Eventually, as innovations start popping, the next great thing could percolate out to the general public from this VPnet tool. At least that's the promise.

"It's a hard thing to explain," said Jaron Lanier, a visiting researcher and futurist famous for coining the phrase "virtual reality."

Digital tools can be just about anything and that makes it hard to explain just what a tool can do, Lanier said. No one predicted we'd buy books on our computers at Amazon.com, he said.

Lanier was invited to speak at the launch ceremony and he also spoke at the Spokane Regional Chamber of Commerce annual luncheon Thursday.

Lanier said no one is smart enough to see into the future to predict the next hot product.

"It can only be discovered through experimentation," he said.

Officially launching VPnet was Avista Utilities President Scott Morris, who spoke like a strapped-in astronaut when he said, "Let's light it."

VPnet originated when Avista, at the request of college presidents from Eastern Washington University and Whitworth, donated a heap of fiber optics to link the area schools. As the network developed, the idea grew into forming a nonprofit corporation with a business model.

Fifteen groups are members, paying $1,250 a month.

After Thursday's official launch, Morris said, "Have at it. Let's make some applications happen."

Some of the ideas discussed among the hundreds of people who attended the launch ceremony were:

• Spokane high school students could attend classes only offered in Seattle by interacting through a large video screen that sends and receives instant video and sound. Or – unlike Running Start students, who visit a college campus to attend classes – students could take college courses while staying at high school. EWU is working on a virtual classroom.

• Washington State University engineers could design complex machines with scientists in other towns as if they were side-by-side in a virtual reality world.

• With hand-held computers, hearing-impaired students could watch instant transcriptions of lectures and speeches through a developing system of voice recognition that could be more readily available than what current methods allow.

• Researchers at WSU Pullman are hoping to use VPnet to provide high-speed data collection for Gridstat, software for monitoring the power grid.

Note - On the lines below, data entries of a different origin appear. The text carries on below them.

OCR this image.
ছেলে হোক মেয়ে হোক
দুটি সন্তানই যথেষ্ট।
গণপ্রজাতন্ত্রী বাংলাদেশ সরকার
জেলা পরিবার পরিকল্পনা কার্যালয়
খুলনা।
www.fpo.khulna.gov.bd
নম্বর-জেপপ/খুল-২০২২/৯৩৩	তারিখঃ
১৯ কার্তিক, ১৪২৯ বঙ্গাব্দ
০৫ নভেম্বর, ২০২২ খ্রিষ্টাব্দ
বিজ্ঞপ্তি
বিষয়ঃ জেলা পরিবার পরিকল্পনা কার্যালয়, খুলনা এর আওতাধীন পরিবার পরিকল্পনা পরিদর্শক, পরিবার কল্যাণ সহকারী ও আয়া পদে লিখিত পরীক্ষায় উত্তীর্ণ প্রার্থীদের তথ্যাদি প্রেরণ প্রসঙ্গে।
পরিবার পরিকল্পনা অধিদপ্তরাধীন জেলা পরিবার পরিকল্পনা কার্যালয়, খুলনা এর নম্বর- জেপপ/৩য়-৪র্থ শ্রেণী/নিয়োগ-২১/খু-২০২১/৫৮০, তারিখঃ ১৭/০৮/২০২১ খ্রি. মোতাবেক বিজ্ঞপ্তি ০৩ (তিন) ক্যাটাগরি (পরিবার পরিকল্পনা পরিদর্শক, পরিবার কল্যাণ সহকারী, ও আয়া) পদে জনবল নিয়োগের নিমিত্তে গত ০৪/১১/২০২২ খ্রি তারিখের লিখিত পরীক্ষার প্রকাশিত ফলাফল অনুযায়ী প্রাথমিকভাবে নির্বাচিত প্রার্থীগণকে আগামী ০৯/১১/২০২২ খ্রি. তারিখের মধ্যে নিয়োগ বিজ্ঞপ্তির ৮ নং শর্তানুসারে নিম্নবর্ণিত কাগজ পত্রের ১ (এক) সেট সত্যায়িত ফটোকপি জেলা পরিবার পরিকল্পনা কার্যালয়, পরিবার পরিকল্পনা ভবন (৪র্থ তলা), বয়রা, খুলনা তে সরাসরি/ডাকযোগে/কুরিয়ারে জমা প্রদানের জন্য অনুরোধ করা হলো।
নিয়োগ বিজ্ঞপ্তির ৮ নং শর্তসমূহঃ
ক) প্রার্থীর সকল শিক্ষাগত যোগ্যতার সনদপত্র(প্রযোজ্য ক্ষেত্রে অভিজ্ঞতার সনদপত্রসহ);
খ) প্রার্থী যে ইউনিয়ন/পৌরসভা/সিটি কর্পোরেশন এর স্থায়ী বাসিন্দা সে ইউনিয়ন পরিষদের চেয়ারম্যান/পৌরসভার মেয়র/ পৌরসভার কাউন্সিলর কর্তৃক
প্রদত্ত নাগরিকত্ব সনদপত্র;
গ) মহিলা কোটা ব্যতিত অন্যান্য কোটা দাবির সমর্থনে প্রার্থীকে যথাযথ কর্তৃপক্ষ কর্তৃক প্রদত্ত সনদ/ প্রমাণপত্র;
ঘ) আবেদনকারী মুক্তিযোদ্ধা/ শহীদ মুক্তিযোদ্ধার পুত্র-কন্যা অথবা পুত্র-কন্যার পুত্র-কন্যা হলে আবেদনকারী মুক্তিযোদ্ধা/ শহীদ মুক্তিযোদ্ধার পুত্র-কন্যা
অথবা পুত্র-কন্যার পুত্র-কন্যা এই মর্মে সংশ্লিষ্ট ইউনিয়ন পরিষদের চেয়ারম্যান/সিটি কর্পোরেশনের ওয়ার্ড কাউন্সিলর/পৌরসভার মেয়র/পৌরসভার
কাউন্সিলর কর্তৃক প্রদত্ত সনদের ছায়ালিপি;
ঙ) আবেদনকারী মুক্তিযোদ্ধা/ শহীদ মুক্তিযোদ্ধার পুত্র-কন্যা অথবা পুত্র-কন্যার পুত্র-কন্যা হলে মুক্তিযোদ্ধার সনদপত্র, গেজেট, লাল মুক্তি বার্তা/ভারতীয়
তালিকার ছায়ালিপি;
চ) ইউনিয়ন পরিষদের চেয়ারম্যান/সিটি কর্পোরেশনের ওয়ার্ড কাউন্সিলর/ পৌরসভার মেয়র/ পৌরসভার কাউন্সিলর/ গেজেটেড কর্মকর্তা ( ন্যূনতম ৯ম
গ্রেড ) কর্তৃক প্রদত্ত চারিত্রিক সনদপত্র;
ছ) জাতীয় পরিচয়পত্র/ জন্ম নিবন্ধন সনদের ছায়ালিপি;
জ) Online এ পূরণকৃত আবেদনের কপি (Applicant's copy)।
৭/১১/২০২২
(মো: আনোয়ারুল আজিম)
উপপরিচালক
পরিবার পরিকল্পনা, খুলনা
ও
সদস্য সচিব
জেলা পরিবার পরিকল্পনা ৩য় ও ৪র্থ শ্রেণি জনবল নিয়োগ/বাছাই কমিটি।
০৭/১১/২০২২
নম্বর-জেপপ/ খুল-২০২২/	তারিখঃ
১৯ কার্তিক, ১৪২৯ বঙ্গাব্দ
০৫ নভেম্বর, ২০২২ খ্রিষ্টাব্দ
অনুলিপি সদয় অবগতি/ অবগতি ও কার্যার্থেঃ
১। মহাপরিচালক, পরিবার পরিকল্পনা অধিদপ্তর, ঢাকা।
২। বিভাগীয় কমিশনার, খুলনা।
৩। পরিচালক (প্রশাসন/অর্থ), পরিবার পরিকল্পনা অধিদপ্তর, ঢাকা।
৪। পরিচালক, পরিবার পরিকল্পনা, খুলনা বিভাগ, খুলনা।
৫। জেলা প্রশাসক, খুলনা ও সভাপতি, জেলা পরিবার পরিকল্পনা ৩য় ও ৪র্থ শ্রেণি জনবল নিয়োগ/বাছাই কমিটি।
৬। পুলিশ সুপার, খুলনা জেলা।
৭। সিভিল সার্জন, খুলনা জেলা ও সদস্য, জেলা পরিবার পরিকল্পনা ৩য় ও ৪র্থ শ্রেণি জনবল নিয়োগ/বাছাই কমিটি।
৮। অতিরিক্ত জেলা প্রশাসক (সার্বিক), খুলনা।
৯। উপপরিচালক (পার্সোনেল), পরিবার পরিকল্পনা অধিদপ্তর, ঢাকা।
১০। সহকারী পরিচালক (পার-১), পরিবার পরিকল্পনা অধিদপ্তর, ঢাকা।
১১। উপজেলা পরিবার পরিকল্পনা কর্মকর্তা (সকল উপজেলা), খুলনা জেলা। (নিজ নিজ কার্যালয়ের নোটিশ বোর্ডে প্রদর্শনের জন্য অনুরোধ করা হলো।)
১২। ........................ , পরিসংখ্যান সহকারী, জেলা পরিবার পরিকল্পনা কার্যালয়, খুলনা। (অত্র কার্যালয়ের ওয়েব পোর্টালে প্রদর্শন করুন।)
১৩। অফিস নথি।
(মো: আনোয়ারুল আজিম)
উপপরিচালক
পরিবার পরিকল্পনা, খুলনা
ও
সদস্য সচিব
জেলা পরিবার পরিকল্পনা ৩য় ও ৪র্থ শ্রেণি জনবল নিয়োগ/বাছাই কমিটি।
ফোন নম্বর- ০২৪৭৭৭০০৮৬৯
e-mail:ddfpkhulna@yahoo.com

Lanier said he was surprised by what he found in Spokane since he arrived Wednesday. It's incredibly rare to find a town that offers a networked community of entrepreneurs, academic researchers and medical innovators, he said.

"Right now I can think of one city in the United States that has all these qualities," Lanier said during the chamber's lunch event.

That'd be Spokane.

Innovation is often started in smaller communities, he said.

Lanier cited The Beatles, arguably the best pop band in history, as an example. They started in the dirty town of Liverpool, not an urban center like London. The Fab Four were allowed to develop without being bothered in their small town. They competed rigorously with rival bands before taking their shot at the big time.

"I think you have a Liverpool thing for civic digitalness," Lanier said.

Civic digitalness, may not be as catchy as virtual reality, but it is intriguing. The crowd murmured at hearing the phrase.

Lanier, also a musician and artist, trolled Spokane's pawn shops for instruments. He's a self-described visual "curiosity" with his red dreadlocks, but he found everyone in town to be very pleasant, not the makings for a hard-charging competitive environment.

"Given how sweet everyone is here that may be a little hard," Lanier said.